4 min read

Jacob Afflicted From Youth but Never Overcome

Jacob speaks Psalm 129 in his own voice. Troubles from his youth: from Esau, from Laban, from his own sons. None of them finished him. He names the pattern that runs through every exile.

Most people read Psalm 129, "Many times they have afflicted me from my youth," as the collective voice of Israel speaking about its national history. The rabbis heard it differently. They heard it as Jacob speaking in the first person, recounting his own life, and then discovering that his biography is the template for every generation that comes after him.

The Aggadat Bereshit commentary, preserved from approximately the 9th or 10th century CE, opens the reading with a surprising layering. The Assembly of Israel speaks first, connecting the "embittered their lives" of Exodus 1:14, the Egyptian slave labor, to the affliction of youth in the Psalm. Then Moses and Aaron appear as the two supports between whom the people endure. Then comes the sea: "They rebelled at the sea, the Sea of Reeds" (Psalm 106:7). But even there, even in the rebellion, the right hand of God shattered the enemy (Exodus 15:6).

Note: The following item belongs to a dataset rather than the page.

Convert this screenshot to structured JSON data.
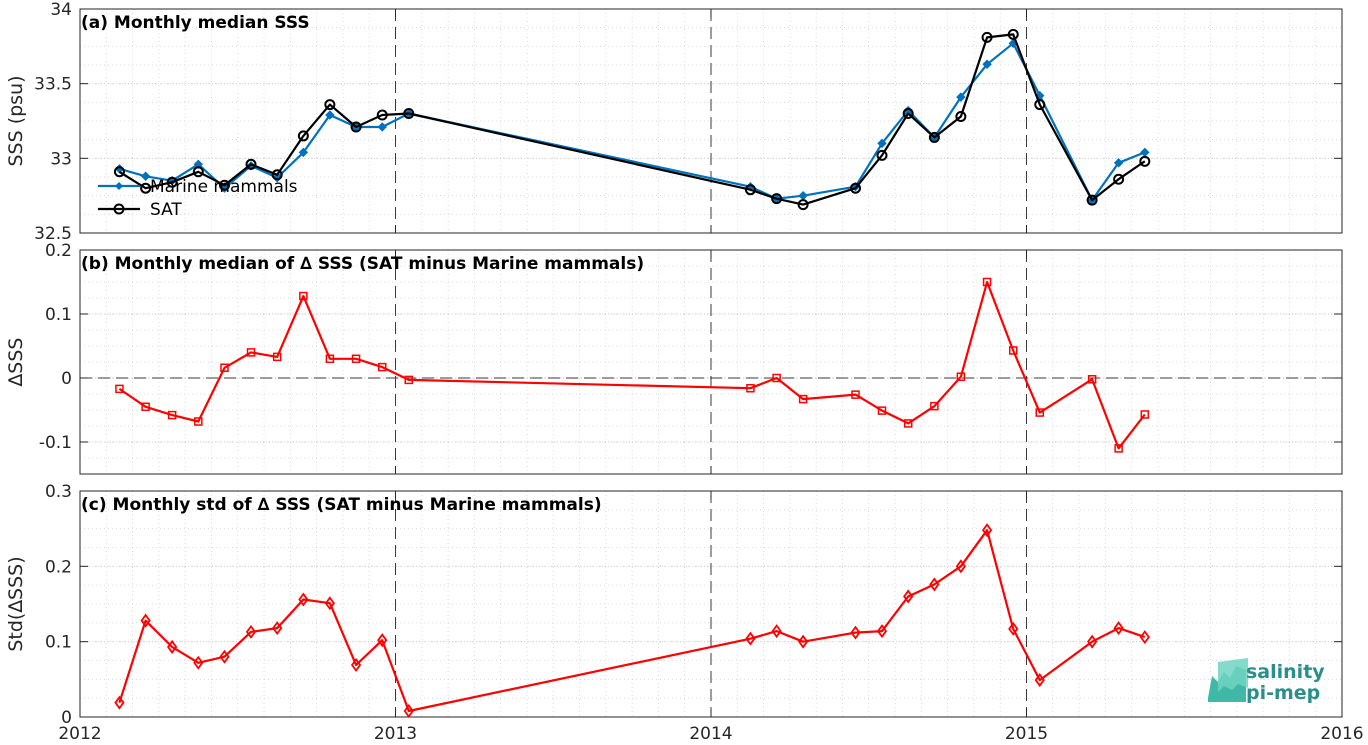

In the wilderness, both the adversary and the yetzer hara (יֵצֶר הָרָע, the evil inclination) pressed against Israel. "And the Lord afflicted the people" (Exodus 32:35) after the golden calf. The counts of the people that bookend the wilderness years bracket the suffering on both sides. Through all of it, Jacob says: they were not able to overcome me. Neither the hand of God's discipline nor the hand of the evil inclination finished the work. I am still here.

Then the midrash narrows from the national story to the individual. Jacob, son of Isaac, grandson of Abraham, stands and makes his accounting. He begins with Esau. From the womb, the older brother was a threat. The struggle before birth (Genesis 25:22) was the first affliction of youth. Then Laban, who deceived Jacob for twenty years, substituting one daughter for another, changing his wages ten times, using him until Jacob's own initiative and God's intervention finally freed him (Genesis 31:38-41). Then the night at the ford of the Jabbok, wrestling with a being whose nature the Torah does not fully clarify, coming away with a limp that Jacob carried for the rest of his life. Then the disappearance of Joseph, the twenty-two years of believing his son was dead, the grief that Jacob refused to relinquish (Genesis 37:35). Then the hostage-taking of Simeon and later the demand for Benjamin.

And yet, Jacob says to God: "See, I have not caused you to suffer before me" (Genesis 48:11). The translation is contested, but the midrash reads it as Jacob's acknowledgment that despite everything, God has not abandoned him, and he has not abandoned God. The afflictions from youth did not produce the rupture they were trying to produce.

The Midrash Aggadah tradition makes Jacob's testimony the interpretive key for the Psalm and for the national history that follows. The Jewish people in exile are not suffering something unique to themselves. They are living Jacob's biography at a collective scale. Pharaoh was Esau scaled up. Rome was Laban with legions. The evil inclination that led Israel to sin in the wilderness is the same force that operates in every generation and every individual who has ever tried to hold onto something good under sustained pressure.

But the affliction from youth, in Jacob's telling, is not the last word. "They were not able to overcome me." That sentence is the thing Jacob wants his children to carry forward. They will try. They will keep trying. The plowmen will plow long furrows across your back (Psalm 129:3). But the Lord is righteous, and the Lord will cut the cords of the wicked (Psalm 129:4). The furrows end. The ropes break. Jacob knew this because he had lived it repeatedly, and he needed his descendants to know it too, so that when they were in the middle of the furrow, they would remember that the furrow has an end.